Susanne Devereaux estaba ahora al cargo de las actividades sociales de Maggie, función que antes caía sobre Trinidad. La nana lo consideró una oportunidad perdida. Jeanine, la madre de Magnolia, solía proyectar una imagen fría y desconectada, pero se debía a las aflicciones que había sufrido desde el nacimiento de su hija.
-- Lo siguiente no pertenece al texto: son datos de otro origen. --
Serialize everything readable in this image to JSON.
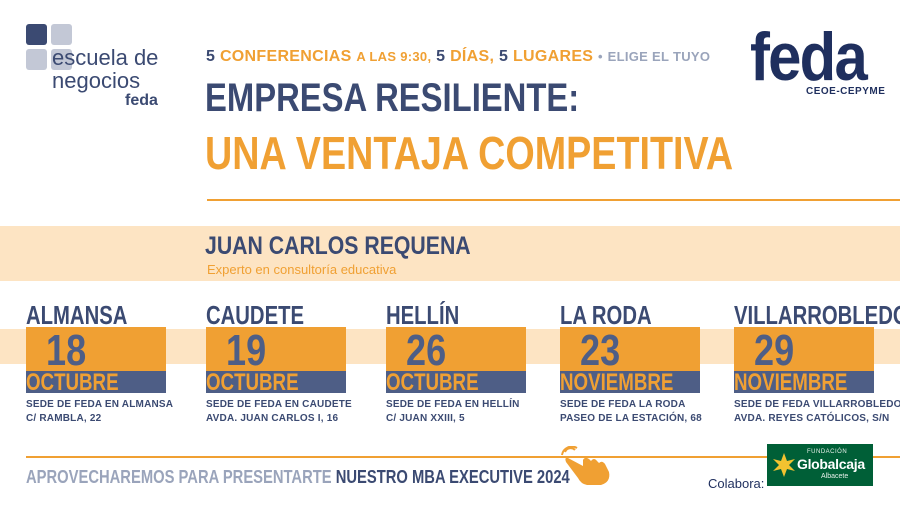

No sabía ser buena madre, no porque su corazón no estuviese inclinado a ello, sino porque su ánimo y su salud no le permitían seguir el paso de una energética chiquilla de cinco años. Era difícil explicar esto a la pequeña sin hacerla sentir culpable, y Trinidad le había prometido que una vez su madre fuera a Savannah a buscar mejorar su salud, las cosas en Florida serían diferentes.